Artificial intelligence (AI) has lowered the barrier to entry for both cyber attackers and cyber defenders.
During Infosecurity Europe 2024, cybersecurity platform provider SentinelOne will showcase how Purple AI, its new assistant tool for cybersecurity professionals, can help speed up the work of skilled analysts and democratize threat hunting for other cyber practitioners.
SentinelOne’s Demo at Infosecurity Europe
A ‘Man vs Machine’ Threat Hunt
Speaking to Infosecurity, Brett Taylor, SentinelOne’s senior engineering director for the UK and Ireland, shared what to expect from the ‘Man vs Machine’ demonstration.
He described it as a 30-minute live threat-hunting competition during which two back-to-back people, a skilled security operations analyst and either a customer or a SentinelOne commercial team member, operate on two different consoles in real time and try to narrow down as much information on a specific threat as possible.
“The security engineer will use SentinelOne’s platform and our proprietary PowerQuery language, and the other person will use Purple AI and natural language to perform the same threat-hunting task. The first to get the wanted result wins,” explained Taylor.
A Real-Life Simulation
The case both competing people will work on consists of simulated data from a standard advanced persistent threat (APT) actor’s activity trying to infect a system with malware.
It will involve all the steps typical of a common APT group’s techniques, tactics and procedures (TTPs), including elements of evasion, persistence, lateral movement and process injection.

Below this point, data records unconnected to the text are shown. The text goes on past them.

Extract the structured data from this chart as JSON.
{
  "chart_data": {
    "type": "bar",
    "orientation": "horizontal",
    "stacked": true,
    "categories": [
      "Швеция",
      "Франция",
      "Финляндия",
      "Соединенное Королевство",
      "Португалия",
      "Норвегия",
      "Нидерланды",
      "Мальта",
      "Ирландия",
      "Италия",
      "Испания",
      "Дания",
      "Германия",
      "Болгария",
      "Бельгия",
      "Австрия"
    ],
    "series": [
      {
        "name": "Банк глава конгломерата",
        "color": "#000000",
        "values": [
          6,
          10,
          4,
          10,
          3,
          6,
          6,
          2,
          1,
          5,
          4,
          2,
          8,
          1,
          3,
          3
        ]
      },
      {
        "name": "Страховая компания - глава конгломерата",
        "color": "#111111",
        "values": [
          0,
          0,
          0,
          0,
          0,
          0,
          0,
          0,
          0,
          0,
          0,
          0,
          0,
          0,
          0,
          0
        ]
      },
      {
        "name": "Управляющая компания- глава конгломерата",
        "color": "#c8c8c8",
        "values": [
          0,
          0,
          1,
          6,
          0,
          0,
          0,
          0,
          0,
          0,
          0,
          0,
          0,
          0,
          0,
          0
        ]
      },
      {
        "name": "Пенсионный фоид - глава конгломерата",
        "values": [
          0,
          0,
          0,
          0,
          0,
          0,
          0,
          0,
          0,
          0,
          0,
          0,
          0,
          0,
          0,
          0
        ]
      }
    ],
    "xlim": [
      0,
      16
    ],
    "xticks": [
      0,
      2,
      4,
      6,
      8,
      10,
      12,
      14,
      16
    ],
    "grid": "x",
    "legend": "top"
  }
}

Both competitors' live threat hunting will be projected to an audience on a split screen in real-time.
“Usually, a skilled security operations center (SOC) analyst would get some notifications in the SentinelOne system, such as indicators of compromise (IOCs),” Taylor said.
“They would then use these as the first part of a query that they would write using our PowerQuery language, which allows them to ask questions around those IOCs and then pivot on the result sets returned by our engine,” he continued.
How AI can Democratize Threat Hunting
Embarking with a Purple AI-Enabled Threat Hunter
The non-skilled threat hunter will use the Purple AI dashboard. The dashboard allows users to analyze data from their endpoint, detection and response (EDR) solution.
First, using SentinelOne’s AI-powered product called ‘AI Security Analyst,’ they would ask a question in natural language – in English – about a potential threat. For instance: ‘Am I targeted by UNC1878?’
UNC1878 is the MITRE tracking identifier of a threat group that monetizes network access via the deployment of Ryuk ransomware.
“We use MITRE denominations for threat actors in our engine so that we avoid confusion between attributions from different security vendors,” Taylor noted.
Upon receiving this input, Purple AI would gather all telemetry associated with UNC1878 and other linked groups and show the results in another box, including a list of IOCs, IP addresses, hashes, and other elements related to UNC1878’s TTPs in the simulated system.